Well, she finally arrived…almost five days late, but hey, I should have figured. Cramps aren’t as bad as I thought though. I guess the bad cramps were just another effect from the meds. I was hoping to start on time, that way I would ovulate right around the time of vacation, but I think my ovaries and uterus hate me. I can’t blame them though, well after the hell that I’ve put them through. Seven rounds of Clomid, three IUI’s, 30+ plus months of BD’ing and one miscarriage. I truly think I developed some cysts this time around too. I had some major pains on each ovary side, I’m not for sure, but I think they were there. I was reading on Google, where else, about PCOS and read that a woman can still have PCOS even if she doesn’t have cysts.? Is that true? No one has ever heard of that, and I’m sure the RE hasn’t tested me for it since I am very regular every month. But the rest of the symptoms, hair growth, decreased breast size, etc are all there. And, last IUI cycle they did find a cyst. I’m no WebMD, but could it be that they’ve just looked over yet another possibility for my IF? What am I doing?? I said no obsessing, and yet once again the IF demons have taken over all functional parts of my brain!!! Except for the vacation part.
I have started to X off the days on the calendar and even took out the suitcases. Now, all I have to do is clean house, take M&M to the vet for their checkups, catch up on work stuff, do major laundry, tan and pack. Its all part of the vacation ritual..stress out completely so by the time you get to where you’re going, it doesn’t take long at all to relax. That’s my theory anyway. Because I am such a stress hound, I am already stressing about the return home.

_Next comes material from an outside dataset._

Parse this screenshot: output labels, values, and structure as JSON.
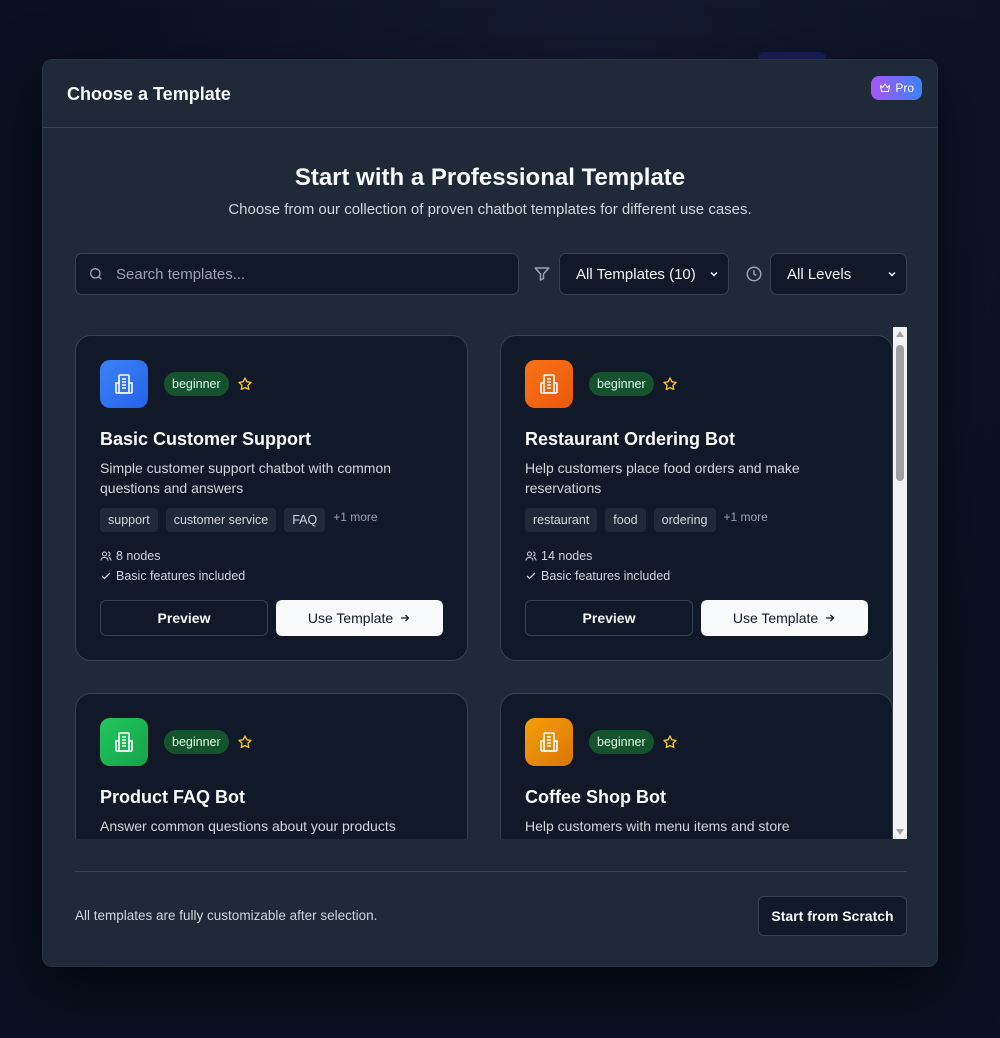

Coming back has me completely scared. Because coming back, means starting IF treatments again. I should be excited, but I am actually terrified. I hated every second of it, especially the part when you POAS and all you get is one bright pink line laughing at you. Just thinking about the emotional roller coaster that IF has put us both through brings tears to my eyes. I’ve been thinking a lot, and as I start to think more and more, I find myself questioning if this medicated path to pregnancy is the answer for us. I am still young, although getting older every day, I still believe I have at least five more really good years. Maybe, I just need to stop forcing something that will happen when we’re ready.
I happen to believe there is a reason to everything. Call me a hippie, but it is too hard for me to think that things happen at random. Spiritual or not, I think there is a plan that someone, or something has set into motion for every person the day they are conceived. We have free will, and can change our paths, but I think eventually, good or bad, we follow the plan that was laid out for us. Ok, getting off my Ghandi soap box now. Back to treatments, what if this is not meant to work? I’m not sure that I can take that sort of devastation. So to me, it might be easier to stay naieve to the whole thing and bow out gracefully, as to guard my heart. On the other hand, life is a risk, and if a person doesn’t take risks, they will never truly know how far they could have gone. So where does that leave me?? Somewhere in between hopeful and adventurous I guess. I hate feeling like this and am really dreading the decisions that DH will have to make in the next few months.